Ce sont ces séries de six, dix ou douze exercices comprenant beaucoup de techniques de jambe qui ont fait sa réputation. Elles contiennent la majorité des mouvements de base des boxes longues du Nord de la Chine
Ils sont tous reliés entre eux, de la sorte « l’intérieur et l’extérieur ne font qu’un »
1 - Les mouvements :
« Les postures sont allongées » (zishi shuzhan), « Les mouvements sont complets et coordonnés » (xietiao wanzheng).

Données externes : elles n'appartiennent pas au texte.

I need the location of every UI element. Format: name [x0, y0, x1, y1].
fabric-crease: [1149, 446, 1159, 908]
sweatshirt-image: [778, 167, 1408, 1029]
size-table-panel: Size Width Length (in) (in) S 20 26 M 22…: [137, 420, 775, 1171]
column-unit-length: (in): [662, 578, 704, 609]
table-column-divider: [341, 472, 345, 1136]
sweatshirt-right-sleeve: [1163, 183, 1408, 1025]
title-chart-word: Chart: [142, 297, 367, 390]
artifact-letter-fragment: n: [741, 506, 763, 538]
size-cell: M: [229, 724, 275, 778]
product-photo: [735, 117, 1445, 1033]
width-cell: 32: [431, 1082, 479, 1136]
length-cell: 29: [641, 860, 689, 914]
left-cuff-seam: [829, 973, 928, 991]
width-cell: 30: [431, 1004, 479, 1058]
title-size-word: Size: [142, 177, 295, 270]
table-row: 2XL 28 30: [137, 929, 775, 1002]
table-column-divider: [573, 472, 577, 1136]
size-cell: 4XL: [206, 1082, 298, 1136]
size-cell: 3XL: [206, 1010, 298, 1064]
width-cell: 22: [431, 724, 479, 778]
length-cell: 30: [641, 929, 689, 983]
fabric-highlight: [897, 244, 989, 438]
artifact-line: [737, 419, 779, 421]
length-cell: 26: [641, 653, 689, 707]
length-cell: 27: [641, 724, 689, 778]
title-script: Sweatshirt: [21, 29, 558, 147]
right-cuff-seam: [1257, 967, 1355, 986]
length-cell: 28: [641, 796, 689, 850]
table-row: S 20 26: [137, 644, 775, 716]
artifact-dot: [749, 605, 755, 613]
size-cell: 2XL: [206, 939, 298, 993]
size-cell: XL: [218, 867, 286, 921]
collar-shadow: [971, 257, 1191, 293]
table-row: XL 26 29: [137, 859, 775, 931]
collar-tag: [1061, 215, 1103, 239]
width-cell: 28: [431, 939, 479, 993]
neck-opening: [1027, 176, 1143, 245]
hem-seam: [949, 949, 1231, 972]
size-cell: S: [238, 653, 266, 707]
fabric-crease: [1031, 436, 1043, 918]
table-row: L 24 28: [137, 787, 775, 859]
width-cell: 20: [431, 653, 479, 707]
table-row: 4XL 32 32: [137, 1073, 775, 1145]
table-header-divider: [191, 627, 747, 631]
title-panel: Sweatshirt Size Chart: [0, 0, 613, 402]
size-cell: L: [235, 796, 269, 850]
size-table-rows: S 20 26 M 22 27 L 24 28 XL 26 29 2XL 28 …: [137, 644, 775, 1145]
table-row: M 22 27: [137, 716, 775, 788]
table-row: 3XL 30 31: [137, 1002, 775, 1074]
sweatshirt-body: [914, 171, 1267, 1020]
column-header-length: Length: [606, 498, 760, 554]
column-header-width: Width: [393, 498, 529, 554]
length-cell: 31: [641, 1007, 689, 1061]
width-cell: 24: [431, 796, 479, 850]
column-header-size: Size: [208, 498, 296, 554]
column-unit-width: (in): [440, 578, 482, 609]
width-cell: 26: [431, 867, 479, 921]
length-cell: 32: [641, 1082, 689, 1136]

"La taille guide les épaules et les bras. Les hanches dirigent les jambes et les pas. "
2 - La force :
« La force est déployée sans obstacle » (fali shunda), «Les mouvements sont cinglants rapides et puissants » (cui kuai you li).
Le bras (ou la jambe) est relâché jusqu’au dernier moment avant l’impact, la force (contraction) est déployée pendant un très bref instant puis le bras est de nouveau rapidement décontracté (tout en restant tendu).
3 - Le rythme :
« Le rythme est clair et rapide » (jiezou mingkuai)
Les mouvements sont groupés et leurs exécutions alternent le souple et le dur, le calme et la détermination.
1 - L’essence (jing) ou "intention" :
« Combattre un adversaire comme s’il n’y avait personne devant soi et s’entraîner comme si on avait un adversaire. » (xing quan you ren ruo wu ren, shi fa wu ren ruo you ren)
2 - Le souffle (qi) :
« Le souffle catalyse la force. » La respiration s’effectue par le nez, la bouche fermée en utilisant la respiration ventrale.
3 - L’esprit (shen) :
L’esprit se manifeste principalement par le regard qui est d’ailleurs appelé en chinois « l’esprit des yeux » (yanshen)
« L’intention et le souffle sont comme les racines de l’arbre, les mouvements ressemblent aux branches et aux feuilles des arbres, si l’on ne recherche que l’apparence et non pas le fondement alors l’art sera superficiel et facilement tari. » (yi qi ru shu zhi genjing, dongzuo si shu zhi zhiye, bu qiu ben er qiu biao ze yi qian yi ku)
Tous ces termes font partie du vocabulaire taoïste, ce sont des notions complexes et chargées de sens.